The liberal political magazine New Republic smacks Sen. Mike Lee, calling him “crazy” for not admitting the tactic to shut down the government turned out to be a political disaster.
Marc Tracy takes note of Lee’s speech at the Heritage Foundation, where he praised the fight to stop Obamacare. Tracy says Lee refused to back down from the shut down, even though it damaged the economy and the GOP’s political fortunes.
Tracy says Americans should “ignore Mike Lee completely until he says he was wrong about the shutdown.”

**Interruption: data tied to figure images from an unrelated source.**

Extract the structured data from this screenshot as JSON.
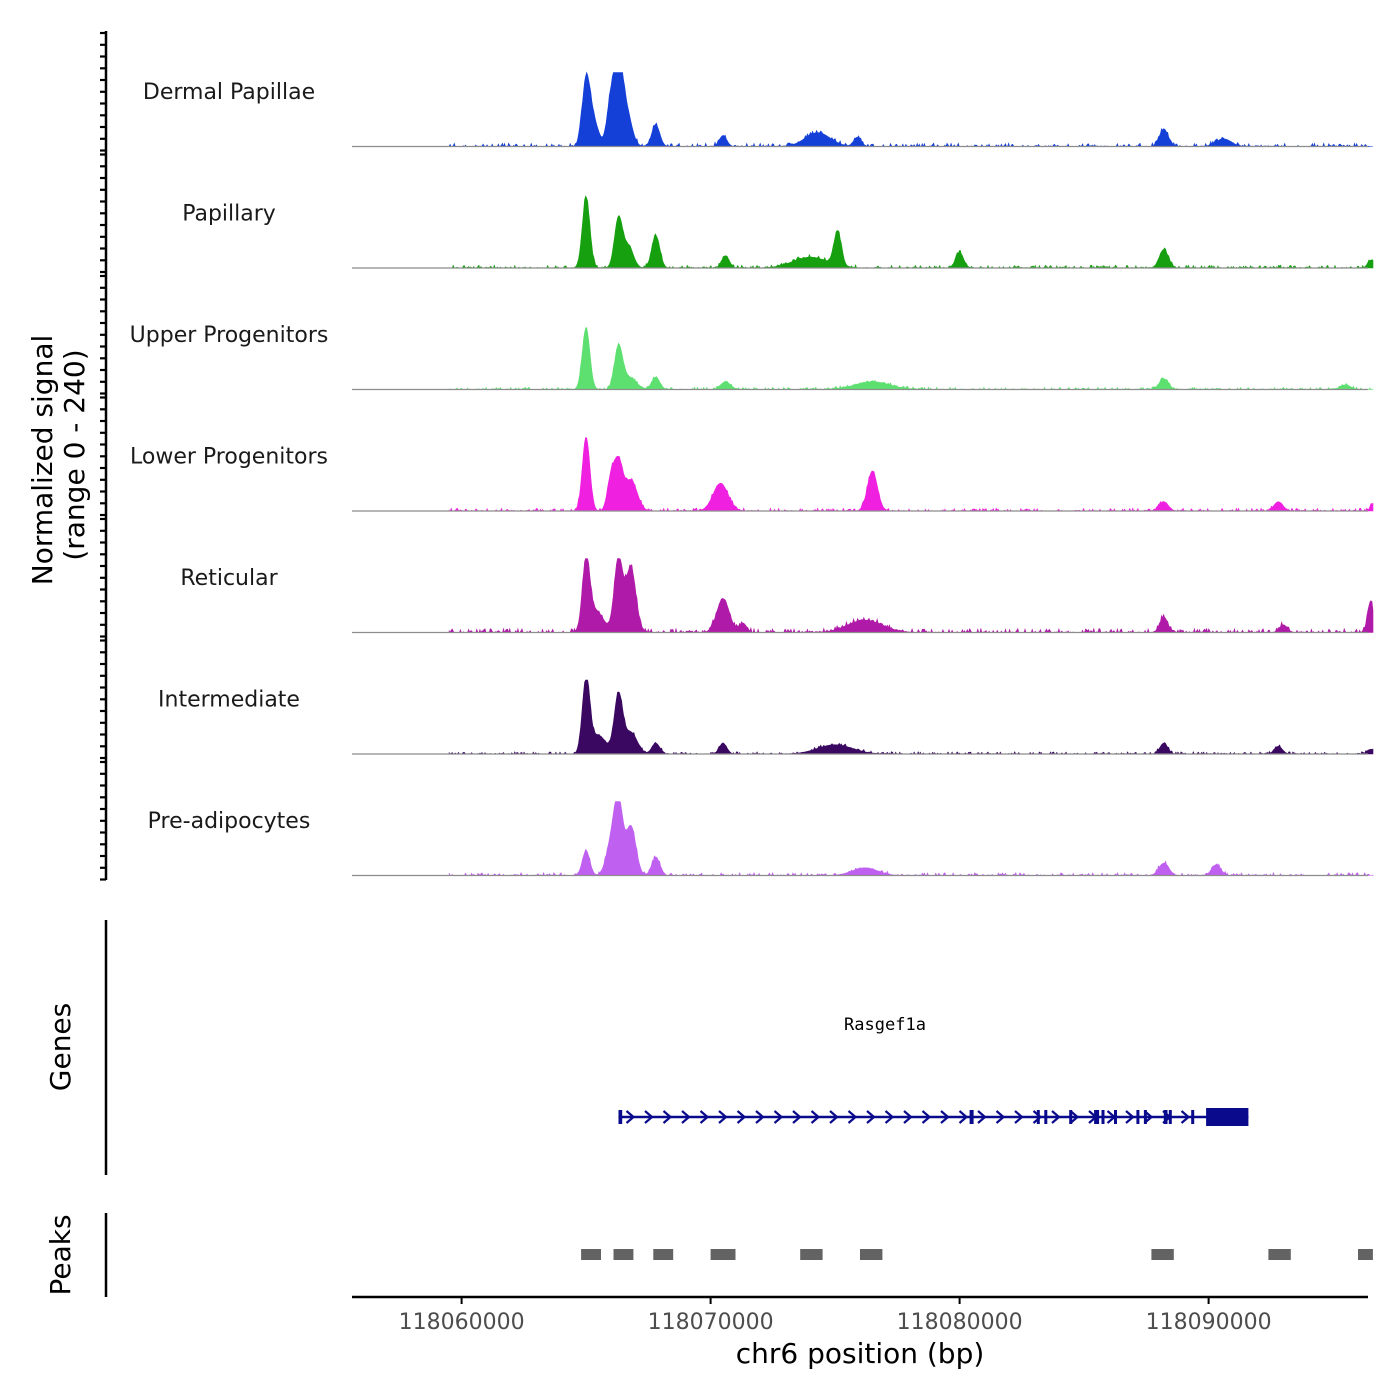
{
  "chart_data": {
    "type": "area",
    "title": "",
    "ylabel": "Normalized signal",
    "ylabel_range": "(range 0 - 240)",
    "ylim": [
      0,
      240
    ],
    "xlabel": "chr6 position (bp)",
    "xlim": [
      118055600,
      118096400
    ],
    "x_ticks": [
      118060000,
      118070000,
      118080000,
      118090000
    ],
    "x_tick_labels": [
      "118060000",
      "118070000",
      "118080000",
      "118090000"
    ],
    "signal_range": [
      118059500,
      118096600
    ],
    "tracks": [
      {
        "name": "Dermal Papillae",
        "color": "#1440d8",
        "baseline": 12,
        "peaks": [
          [
            118065000,
            205,
            160
          ],
          [
            118065300,
            80,
            200
          ],
          [
            118066000,
            150,
            160
          ],
          [
            118066300,
            240,
            160
          ],
          [
            118066600,
            120,
            220
          ],
          [
            118067800,
            70,
            160
          ],
          [
            118070500,
            35,
            150
          ],
          [
            118074300,
            45,
            500
          ],
          [
            118075900,
            30,
            150
          ],
          [
            118088200,
            55,
            180
          ],
          [
            118090600,
            25,
            300
          ]
        ]
      },
      {
        "name": "Papillary",
        "color": "#16a010",
        "baseline": 10,
        "peaks": [
          [
            118065000,
            230,
            150
          ],
          [
            118066300,
            160,
            160
          ],
          [
            118066700,
            70,
            200
          ],
          [
            118067800,
            105,
            160
          ],
          [
            118070600,
            40,
            150
          ],
          [
            118074000,
            35,
            700
          ],
          [
            118075100,
            110,
            150
          ],
          [
            118080000,
            50,
            160
          ],
          [
            118088200,
            60,
            180
          ],
          [
            118096500,
            25,
            120
          ]
        ]
      },
      {
        "name": "Upper Progenitors",
        "color": "#5ee070",
        "baseline": 8,
        "peaks": [
          [
            118065000,
            200,
            150
          ],
          [
            118066300,
            130,
            160
          ],
          [
            118066700,
            40,
            300
          ],
          [
            118067800,
            40,
            160
          ],
          [
            118070600,
            25,
            200
          ],
          [
            118076500,
            25,
            700
          ],
          [
            118088200,
            35,
            180
          ],
          [
            118095500,
            15,
            200
          ]
        ]
      },
      {
        "name": "Lower Progenitors",
        "color": "#f020e0",
        "baseline": 10,
        "peaks": [
          [
            118065000,
            240,
            150
          ],
          [
            118066000,
            100,
            150
          ],
          [
            118066300,
            150,
            170
          ],
          [
            118066800,
            100,
            250
          ],
          [
            118070400,
            90,
            300
          ],
          [
            118076500,
            130,
            200
          ],
          [
            118088200,
            30,
            180
          ],
          [
            118092800,
            30,
            180
          ],
          [
            118096600,
            25,
            100
          ]
        ]
      },
      {
        "name": "Reticular",
        "color": "#b01aa8",
        "baseline": 14,
        "peaks": [
          [
            118065000,
            220,
            150
          ],
          [
            118065400,
            70,
            300
          ],
          [
            118066300,
            240,
            170
          ],
          [
            118066800,
            210,
            200
          ],
          [
            118070500,
            110,
            250
          ],
          [
            118071300,
            30,
            150
          ],
          [
            118076200,
            40,
            700
          ],
          [
            118088200,
            50,
            160
          ],
          [
            118093000,
            25,
            160
          ],
          [
            118096500,
            100,
            120
          ]
        ]
      },
      {
        "name": "Intermediate",
        "color": "#3a0860",
        "baseline": 8,
        "peaks": [
          [
            118065000,
            240,
            150
          ],
          [
            118065500,
            60,
            300
          ],
          [
            118066300,
            190,
            170
          ],
          [
            118066800,
            70,
            250
          ],
          [
            118067800,
            35,
            160
          ],
          [
            118070500,
            35,
            150
          ],
          [
            118075000,
            30,
            700
          ],
          [
            118088200,
            35,
            160
          ],
          [
            118092800,
            25,
            160
          ],
          [
            118096500,
            15,
            120
          ]
        ]
      },
      {
        "name": "Pre-adipocytes",
        "color": "#c060f0",
        "baseline": 10,
        "peaks": [
          [
            118065000,
            80,
            150
          ],
          [
            118066000,
            100,
            200
          ],
          [
            118066300,
            230,
            170
          ],
          [
            118066800,
            160,
            200
          ],
          [
            118067800,
            60,
            160
          ],
          [
            118076200,
            25,
            500
          ],
          [
            118088200,
            40,
            200
          ],
          [
            118090300,
            35,
            180
          ]
        ]
      }
    ],
    "genes_label": "Genes",
    "gene": {
      "name": "Rasgef1a",
      "strand": "+",
      "color": "#0a0a8c",
      "start": 118066300,
      "end": 118091600,
      "exons": [
        [
          118066300,
          118066450
        ],
        [
          118080400,
          118080560
        ],
        [
          118083100,
          118083180
        ],
        [
          118083400,
          118083480
        ],
        [
          118084400,
          118084500
        ],
        [
          118085400,
          118085600
        ],
        [
          118085700,
          118085800
        ],
        [
          118086200,
          118086300
        ],
        [
          118087100,
          118087200
        ],
        [
          118087400,
          118087500
        ],
        [
          118088200,
          118088350
        ],
        [
          118088400,
          118088500
        ],
        [
          118089300,
          118089400
        ],
        [
          118089900,
          118091600
        ]
      ]
    },
    "peaks_label": "Peaks",
    "peak_color": "#636363",
    "peak_regions": [
      [
        118064800,
        118065600
      ],
      [
        118066100,
        118066900
      ],
      [
        118067700,
        118068500
      ],
      [
        118070000,
        118071000
      ],
      [
        118073600,
        118074500
      ],
      [
        118076000,
        118076900
      ],
      [
        118087700,
        118088600
      ],
      [
        118092400,
        118093300
      ],
      [
        118096000,
        118096600
      ]
    ]
  }
}
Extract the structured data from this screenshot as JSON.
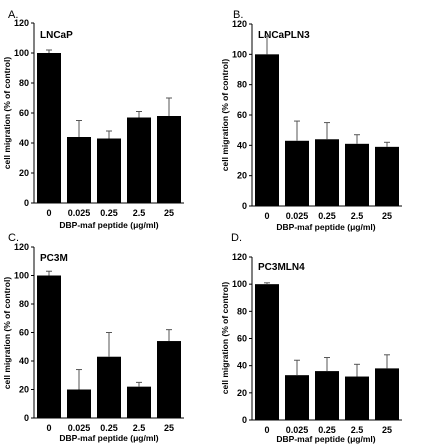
{
  "chart_data": [
    {
      "type": "bar",
      "panel": "A.",
      "title": "LNCaP",
      "xlabel": "DBP-maf peptide (μg/ml)",
      "ylabel": "cell migration (% of control)",
      "categories": [
        "0",
        "0.025",
        "0.25",
        "2.5",
        "25"
      ],
      "values": [
        100,
        44,
        43,
        57,
        58
      ],
      "errors": [
        2,
        11,
        5,
        4,
        12
      ],
      "ylim": [
        0,
        120
      ],
      "yticks": [
        "0",
        "20",
        "40",
        "60",
        "80",
        "100",
        "120"
      ],
      "grid": false,
      "legend": "none"
    },
    {
      "type": "bar",
      "panel": "B.",
      "title": "LNCaPLN3",
      "xlabel": "DBP-maf peptide (μg/ml)",
      "ylabel": "cell migration (% of control)",
      "categories": [
        "0",
        "0.025",
        "0.25",
        "2.5",
        "25"
      ],
      "values": [
        100,
        43,
        44,
        41,
        39
      ],
      "errors": [
        12,
        13,
        11,
        6,
        3
      ],
      "ylim": [
        0,
        120
      ],
      "yticks": [
        "0",
        "20",
        "40",
        "60",
        "80",
        "100",
        "120"
      ],
      "grid": false,
      "legend": "none"
    },
    {
      "type": "bar",
      "panel": "C.",
      "title": "PC3M",
      "xlabel": "DBP-maf peptide (μg/ml)",
      "ylabel": "cell migration (% of control)",
      "categories": [
        "0",
        "0.025",
        "0.25",
        "2.5",
        "25"
      ],
      "values": [
        100,
        20,
        43,
        22,
        54
      ],
      "errors": [
        3,
        14,
        17,
        3,
        8
      ],
      "ylim": [
        0,
        120
      ],
      "yticks": [
        "0",
        "20",
        "40",
        "60",
        "80",
        "100",
        "120"
      ],
      "grid": false,
      "legend": "none"
    },
    {
      "type": "bar",
      "panel": "D.",
      "title": "PC3MLN4",
      "xlabel": "DBP-maf peptide (μg/ml)",
      "ylabel": "cell migration (% of control)",
      "categories": [
        "0",
        "0.025",
        "0.25",
        "2.5",
        "25"
      ],
      "values": [
        100,
        33,
        36,
        32,
        38
      ],
      "errors": [
        1,
        11,
        10,
        9,
        10
      ],
      "ylim": [
        0,
        120
      ],
      "yticks": [
        "0",
        "20",
        "40",
        "60",
        "80",
        "100",
        "120"
      ],
      "grid": false,
      "legend": "none"
    }
  ],
  "colors": {
    "bar": "#000000",
    "axis": "#000000",
    "error_bar": "#555555"
  }
}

On the contrary, Lee said, “I am proud of my friend Ted Cruz and the dozens of others—including Speaker John Boehner and the House Republicans—who fought Obamacare, continue to fight it, and will not stop fighting it.” At the outset, he narrated, “It began with our effort to stop Obamacare—a goal that all Republicans share even if we have not always agreed about just how to pursue it.” Absent a declaration that he no longer agrees with how hepursued it, one is forced to conclude that he feels the same way now.
There is a broader point here. If I ever found the bulk of my political views articulated by somebody whose most prominent action ever—undertaken in the past month and unrepudiated—was as grotesquely irresponsible as what Cruz, Lee, and the House Republicans put us through, it would cause me to question my views. I would reflect upon the fact that Lee and I share these beliefs, and that he logically extends them toward something totally self-destructive and crazy. I would have to conclude either that he is correct to do this, and therefore that my views must be wrong and that I must change them, or that he is not worth listening to, because he takes perfectly good ideas and warps them into something powerfully hazardous. There is apparently no such reckoning among the right’s respectable intellectuals—most of whom did oppose the shutdown itself, and not only for pragmatic reasons.